Earlier this year Jack Thomas was named the ninth president of Central State University, the historically black college located in Greene County.

The announcement prompts a look back at the roots of Central State, which are entwined with its neighbor Wilberforce University, the first private, historically African American college formed in the United States.

It’s been more than 130 years since the Combined Normal and Industrial Department at Wilberforce University evolved into Central State University.

Compelling details make up CSU’s rich history. Here’s what you should know:

Built on the site of an early health resort: Wilberforce University was founded in 1856 at the former Tawawa Springs, a health resort located east of Xenia at a site adjoining the current location of Central State University.

Some didn't like the visitors: Southern slaveholders would travel to the resort for relaxation and often brought their slaves. Northerners did not approve of the practice and business declined. The resort closed in 1855.
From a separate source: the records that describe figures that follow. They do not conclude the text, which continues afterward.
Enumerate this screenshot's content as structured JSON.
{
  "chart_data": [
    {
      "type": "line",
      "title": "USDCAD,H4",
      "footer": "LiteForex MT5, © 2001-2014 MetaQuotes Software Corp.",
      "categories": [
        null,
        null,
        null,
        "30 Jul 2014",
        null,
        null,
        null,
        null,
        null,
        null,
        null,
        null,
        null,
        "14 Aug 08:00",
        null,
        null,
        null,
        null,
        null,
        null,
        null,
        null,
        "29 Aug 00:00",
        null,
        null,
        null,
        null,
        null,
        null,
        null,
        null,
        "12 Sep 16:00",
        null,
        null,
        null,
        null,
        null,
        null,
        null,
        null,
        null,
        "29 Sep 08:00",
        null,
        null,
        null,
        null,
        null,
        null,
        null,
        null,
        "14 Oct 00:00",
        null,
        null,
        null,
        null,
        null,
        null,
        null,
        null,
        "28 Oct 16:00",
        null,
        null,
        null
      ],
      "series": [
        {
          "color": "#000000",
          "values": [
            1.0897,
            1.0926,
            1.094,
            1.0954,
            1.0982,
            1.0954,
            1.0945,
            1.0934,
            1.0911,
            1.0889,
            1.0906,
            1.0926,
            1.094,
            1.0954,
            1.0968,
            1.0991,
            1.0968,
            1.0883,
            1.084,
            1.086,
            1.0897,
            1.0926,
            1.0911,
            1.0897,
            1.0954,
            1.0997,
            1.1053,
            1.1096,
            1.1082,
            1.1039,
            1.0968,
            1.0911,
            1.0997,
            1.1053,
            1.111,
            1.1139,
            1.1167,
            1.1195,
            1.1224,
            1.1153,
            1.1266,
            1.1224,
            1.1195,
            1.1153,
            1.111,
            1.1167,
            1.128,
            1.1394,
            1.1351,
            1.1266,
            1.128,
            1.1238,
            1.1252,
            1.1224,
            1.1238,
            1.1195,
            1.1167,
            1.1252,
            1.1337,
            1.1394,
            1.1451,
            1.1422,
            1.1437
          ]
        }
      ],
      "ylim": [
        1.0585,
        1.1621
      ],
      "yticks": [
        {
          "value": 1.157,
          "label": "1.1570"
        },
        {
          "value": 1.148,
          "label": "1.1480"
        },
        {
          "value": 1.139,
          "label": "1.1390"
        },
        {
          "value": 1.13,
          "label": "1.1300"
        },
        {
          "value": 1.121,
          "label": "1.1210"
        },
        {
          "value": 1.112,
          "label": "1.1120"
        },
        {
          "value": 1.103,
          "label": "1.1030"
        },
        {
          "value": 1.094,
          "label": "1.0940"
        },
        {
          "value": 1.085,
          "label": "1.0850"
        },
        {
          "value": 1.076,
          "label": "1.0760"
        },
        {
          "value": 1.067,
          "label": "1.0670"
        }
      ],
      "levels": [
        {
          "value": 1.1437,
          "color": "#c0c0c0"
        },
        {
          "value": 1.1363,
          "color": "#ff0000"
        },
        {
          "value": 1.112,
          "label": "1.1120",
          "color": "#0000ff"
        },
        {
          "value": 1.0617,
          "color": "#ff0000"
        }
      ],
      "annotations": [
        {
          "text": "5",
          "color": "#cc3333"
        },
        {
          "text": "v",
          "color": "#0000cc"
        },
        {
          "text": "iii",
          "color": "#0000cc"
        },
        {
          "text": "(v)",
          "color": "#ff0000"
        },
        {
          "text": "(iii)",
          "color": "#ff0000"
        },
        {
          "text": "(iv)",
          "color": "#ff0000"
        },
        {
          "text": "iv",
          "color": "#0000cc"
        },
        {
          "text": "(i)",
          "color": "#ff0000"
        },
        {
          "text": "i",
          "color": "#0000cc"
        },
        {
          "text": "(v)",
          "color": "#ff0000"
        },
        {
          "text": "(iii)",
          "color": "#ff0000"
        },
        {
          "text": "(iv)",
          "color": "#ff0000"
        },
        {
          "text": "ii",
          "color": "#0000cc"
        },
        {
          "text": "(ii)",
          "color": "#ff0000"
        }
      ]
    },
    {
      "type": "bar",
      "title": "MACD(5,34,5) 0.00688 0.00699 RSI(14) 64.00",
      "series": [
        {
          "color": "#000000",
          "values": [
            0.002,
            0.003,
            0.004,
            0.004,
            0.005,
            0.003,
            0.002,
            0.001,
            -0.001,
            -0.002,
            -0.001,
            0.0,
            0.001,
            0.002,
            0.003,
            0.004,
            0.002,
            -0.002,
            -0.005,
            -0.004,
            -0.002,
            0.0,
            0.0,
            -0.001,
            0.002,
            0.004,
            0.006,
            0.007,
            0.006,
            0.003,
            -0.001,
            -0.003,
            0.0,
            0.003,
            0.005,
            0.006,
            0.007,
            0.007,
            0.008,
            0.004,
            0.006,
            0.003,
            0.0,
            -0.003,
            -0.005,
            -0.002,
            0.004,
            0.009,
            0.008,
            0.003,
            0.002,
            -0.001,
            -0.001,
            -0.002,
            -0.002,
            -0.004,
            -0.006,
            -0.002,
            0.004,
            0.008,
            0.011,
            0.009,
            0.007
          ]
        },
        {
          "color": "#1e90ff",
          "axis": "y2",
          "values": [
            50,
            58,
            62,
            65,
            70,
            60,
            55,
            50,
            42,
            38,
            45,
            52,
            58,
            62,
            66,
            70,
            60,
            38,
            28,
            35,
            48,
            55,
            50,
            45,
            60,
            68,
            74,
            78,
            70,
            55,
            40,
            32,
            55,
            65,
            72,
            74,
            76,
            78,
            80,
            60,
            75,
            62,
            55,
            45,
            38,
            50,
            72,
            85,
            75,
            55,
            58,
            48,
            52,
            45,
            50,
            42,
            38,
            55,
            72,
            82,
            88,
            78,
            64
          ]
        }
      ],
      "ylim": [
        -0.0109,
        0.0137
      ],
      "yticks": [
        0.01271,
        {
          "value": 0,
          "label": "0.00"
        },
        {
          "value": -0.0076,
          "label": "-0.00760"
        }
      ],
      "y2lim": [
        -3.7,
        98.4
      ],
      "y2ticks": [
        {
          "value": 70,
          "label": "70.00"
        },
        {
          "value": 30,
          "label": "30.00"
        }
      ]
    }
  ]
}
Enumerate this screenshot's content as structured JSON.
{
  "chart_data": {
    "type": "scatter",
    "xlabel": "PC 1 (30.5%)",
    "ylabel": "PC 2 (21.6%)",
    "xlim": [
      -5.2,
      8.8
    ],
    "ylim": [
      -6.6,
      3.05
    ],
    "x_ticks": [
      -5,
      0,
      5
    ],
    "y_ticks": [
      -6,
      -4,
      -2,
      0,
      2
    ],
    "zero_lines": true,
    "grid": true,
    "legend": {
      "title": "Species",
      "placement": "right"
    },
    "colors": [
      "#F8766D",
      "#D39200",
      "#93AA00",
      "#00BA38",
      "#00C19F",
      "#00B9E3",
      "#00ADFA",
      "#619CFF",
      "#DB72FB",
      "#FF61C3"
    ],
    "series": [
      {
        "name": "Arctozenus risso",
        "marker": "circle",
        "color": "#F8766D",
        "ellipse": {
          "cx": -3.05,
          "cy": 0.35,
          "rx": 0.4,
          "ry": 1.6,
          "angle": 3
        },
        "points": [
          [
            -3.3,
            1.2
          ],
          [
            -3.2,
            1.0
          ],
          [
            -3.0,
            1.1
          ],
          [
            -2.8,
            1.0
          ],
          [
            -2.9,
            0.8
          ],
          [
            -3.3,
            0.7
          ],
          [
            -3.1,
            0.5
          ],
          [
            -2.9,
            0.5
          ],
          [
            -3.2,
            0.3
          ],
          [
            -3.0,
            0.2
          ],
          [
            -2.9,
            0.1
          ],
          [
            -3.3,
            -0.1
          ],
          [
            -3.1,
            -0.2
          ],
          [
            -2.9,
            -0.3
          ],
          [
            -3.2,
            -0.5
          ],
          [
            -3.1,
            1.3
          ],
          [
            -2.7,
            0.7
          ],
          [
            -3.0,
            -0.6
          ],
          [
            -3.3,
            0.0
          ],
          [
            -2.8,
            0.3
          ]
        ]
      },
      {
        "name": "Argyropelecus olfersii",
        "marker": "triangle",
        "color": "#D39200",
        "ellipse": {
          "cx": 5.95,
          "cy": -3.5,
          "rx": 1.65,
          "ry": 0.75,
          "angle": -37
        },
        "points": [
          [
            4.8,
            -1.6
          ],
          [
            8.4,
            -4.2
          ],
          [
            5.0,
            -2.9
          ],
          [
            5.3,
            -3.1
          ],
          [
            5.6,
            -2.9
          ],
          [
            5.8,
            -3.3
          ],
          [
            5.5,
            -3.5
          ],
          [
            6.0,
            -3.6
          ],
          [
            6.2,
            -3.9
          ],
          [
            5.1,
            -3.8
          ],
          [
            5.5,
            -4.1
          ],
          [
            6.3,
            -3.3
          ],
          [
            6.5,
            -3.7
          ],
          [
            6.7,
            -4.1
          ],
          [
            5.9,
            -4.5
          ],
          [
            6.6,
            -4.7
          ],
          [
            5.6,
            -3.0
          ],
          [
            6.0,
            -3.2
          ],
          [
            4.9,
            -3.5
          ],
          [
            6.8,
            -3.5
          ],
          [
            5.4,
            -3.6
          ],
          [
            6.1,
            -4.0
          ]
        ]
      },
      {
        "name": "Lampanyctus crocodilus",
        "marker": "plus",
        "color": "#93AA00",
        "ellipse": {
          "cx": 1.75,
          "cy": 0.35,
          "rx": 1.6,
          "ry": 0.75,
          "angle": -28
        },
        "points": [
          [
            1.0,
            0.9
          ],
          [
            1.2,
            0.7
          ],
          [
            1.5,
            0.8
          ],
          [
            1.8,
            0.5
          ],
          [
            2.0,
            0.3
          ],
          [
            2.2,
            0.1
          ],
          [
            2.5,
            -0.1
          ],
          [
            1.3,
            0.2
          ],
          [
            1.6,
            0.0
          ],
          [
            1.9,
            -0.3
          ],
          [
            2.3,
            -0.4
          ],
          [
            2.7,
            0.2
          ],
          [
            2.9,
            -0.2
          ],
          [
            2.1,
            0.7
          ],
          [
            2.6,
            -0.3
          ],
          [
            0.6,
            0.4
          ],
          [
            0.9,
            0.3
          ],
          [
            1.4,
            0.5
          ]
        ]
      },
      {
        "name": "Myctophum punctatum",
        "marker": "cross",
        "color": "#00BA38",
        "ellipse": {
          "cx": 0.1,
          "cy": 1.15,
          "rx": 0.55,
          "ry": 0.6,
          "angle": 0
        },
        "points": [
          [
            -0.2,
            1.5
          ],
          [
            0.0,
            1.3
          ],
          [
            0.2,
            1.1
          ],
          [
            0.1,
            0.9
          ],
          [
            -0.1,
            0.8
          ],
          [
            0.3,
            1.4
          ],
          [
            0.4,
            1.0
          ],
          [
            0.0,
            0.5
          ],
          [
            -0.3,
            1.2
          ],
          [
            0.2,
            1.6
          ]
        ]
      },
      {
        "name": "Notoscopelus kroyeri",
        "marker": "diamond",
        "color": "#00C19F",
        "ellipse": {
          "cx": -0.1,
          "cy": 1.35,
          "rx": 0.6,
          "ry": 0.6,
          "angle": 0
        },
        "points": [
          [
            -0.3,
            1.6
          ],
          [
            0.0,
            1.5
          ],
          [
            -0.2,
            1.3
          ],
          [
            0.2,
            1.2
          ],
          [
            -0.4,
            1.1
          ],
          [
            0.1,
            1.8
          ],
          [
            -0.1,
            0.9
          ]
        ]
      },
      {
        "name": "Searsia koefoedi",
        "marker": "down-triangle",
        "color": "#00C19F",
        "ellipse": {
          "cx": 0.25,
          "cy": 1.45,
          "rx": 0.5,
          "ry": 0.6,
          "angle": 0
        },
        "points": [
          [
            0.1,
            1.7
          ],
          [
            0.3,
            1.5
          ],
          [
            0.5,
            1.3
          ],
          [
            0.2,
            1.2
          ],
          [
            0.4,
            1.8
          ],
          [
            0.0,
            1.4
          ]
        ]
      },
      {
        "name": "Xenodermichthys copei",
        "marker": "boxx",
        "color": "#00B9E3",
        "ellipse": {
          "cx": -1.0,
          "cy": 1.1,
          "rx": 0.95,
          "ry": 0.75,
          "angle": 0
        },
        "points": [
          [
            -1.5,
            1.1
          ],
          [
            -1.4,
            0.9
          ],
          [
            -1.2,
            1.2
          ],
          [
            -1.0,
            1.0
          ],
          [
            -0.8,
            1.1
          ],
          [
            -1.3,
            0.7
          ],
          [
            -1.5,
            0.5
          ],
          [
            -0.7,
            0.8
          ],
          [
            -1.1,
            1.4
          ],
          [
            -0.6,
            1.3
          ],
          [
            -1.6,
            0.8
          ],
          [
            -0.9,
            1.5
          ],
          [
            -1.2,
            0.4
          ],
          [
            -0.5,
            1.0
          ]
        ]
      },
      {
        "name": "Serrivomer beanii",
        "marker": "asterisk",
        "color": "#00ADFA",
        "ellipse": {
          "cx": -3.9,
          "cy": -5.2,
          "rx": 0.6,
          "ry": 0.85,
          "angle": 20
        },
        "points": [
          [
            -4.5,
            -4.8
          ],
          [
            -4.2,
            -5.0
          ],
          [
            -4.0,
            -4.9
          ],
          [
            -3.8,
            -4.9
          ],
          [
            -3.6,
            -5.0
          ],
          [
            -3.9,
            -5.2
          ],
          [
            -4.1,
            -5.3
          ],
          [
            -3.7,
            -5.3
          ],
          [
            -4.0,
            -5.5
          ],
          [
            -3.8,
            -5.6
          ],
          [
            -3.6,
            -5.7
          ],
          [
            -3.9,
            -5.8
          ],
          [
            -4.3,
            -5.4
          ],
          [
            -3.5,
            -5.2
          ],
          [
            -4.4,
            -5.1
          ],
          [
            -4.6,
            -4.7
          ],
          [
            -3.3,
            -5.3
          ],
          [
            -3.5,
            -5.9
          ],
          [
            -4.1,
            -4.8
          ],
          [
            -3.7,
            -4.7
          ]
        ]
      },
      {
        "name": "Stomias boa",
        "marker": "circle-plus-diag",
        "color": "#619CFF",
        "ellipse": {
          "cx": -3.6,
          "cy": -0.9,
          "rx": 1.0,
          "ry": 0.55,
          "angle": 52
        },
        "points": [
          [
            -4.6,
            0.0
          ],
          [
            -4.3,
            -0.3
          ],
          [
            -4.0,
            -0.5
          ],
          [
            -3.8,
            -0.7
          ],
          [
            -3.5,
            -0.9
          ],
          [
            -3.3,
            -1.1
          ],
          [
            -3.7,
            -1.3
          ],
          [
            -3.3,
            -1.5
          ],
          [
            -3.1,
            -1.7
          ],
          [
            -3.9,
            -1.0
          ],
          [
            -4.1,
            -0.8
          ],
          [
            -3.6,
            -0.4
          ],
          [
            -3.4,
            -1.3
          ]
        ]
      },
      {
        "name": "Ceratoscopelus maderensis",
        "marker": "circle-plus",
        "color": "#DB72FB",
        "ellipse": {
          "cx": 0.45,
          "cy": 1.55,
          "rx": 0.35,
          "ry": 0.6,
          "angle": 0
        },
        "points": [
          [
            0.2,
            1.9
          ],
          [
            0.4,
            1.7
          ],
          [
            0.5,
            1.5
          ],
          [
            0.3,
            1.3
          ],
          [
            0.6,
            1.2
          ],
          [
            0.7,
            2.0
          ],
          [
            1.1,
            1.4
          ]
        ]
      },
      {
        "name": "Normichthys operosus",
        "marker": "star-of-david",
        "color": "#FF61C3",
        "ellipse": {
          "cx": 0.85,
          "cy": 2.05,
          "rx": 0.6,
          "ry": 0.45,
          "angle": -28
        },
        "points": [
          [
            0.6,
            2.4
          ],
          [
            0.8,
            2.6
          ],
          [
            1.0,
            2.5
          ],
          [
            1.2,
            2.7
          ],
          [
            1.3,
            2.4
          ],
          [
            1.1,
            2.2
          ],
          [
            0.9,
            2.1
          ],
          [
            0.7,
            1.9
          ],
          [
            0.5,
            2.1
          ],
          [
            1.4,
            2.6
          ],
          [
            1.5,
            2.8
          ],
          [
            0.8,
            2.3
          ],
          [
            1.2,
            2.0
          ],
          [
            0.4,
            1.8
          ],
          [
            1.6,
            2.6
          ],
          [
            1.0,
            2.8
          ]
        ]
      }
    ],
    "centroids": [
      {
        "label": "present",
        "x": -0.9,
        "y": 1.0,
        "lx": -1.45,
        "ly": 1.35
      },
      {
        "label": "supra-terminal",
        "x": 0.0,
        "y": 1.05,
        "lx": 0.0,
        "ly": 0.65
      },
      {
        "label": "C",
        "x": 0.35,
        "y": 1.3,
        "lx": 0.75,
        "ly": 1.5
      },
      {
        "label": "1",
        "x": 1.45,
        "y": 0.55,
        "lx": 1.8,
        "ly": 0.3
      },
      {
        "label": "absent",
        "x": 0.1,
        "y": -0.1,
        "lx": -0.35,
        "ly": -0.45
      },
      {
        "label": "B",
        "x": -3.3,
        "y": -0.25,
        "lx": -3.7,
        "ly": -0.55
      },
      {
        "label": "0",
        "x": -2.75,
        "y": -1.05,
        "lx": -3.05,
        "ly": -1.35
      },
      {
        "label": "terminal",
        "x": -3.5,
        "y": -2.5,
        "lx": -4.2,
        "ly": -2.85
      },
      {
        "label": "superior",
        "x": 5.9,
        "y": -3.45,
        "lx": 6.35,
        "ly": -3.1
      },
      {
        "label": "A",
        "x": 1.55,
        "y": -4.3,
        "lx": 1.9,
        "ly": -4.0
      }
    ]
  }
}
An intellectual mecca: Named in honor of William Wilberforce, an 18th-century abolitionist, the Tawawa Springs hotel and cottages were transformed into Wilberforce University, to "provide an intellectual mecca and refuge from slavery's first rule: ignorance," according to the university's historical narrative.

Vocational education for the students: The new Combined Normal and Industrial Department offered teacher training and vocational education for students. An early catalogue listed auto mechanics, blacksmithing and forging, carpentry, and shoe-making and repairing among the courses.

Native flora: According to historical information provided by CSU's website, every tree native to Ohio and the Midwest is believed to be represented in the Tawawa Woods bordering the campus.

Four-year degree: Central State College was formed in 1951. The Combined Normal and Industrial Department developed into a four-year program and split from Wilberforce University in 1947 before being renamed.

A change in status: In 1965, the school achieved university status and became Central State University.

Tornado devastates the university: A tornado destroyed more than 80 percent of the campus on April 3, 1974. Four people were killed and more than 20 others were injured. Thirteen buildings were destroyed and 29 others damaged. The damage amounted to $30 million.

Spirituals, gospel and jazz: The internationally acclaimed CSU chorus performs in many styles including African American spirituals, gospel and jazz. The group performs locally with the Dayton Opera and the Dayton Philharmonic, as well as taking part in European tours and appearing at the White House.

Gardens symbolic for students: The Sunken Gardens serve as the heart of campus. Each fall, entering freshman march though the gardens during a candlelight ceremony. Graduating seniors proceed through the sunken gardens on their way to commencement.

Land-grant institution: Central State University was designated a land-grant institution in 2014, a classification it had sought since 1890. It is one of only two universities in the state to achieve the designation.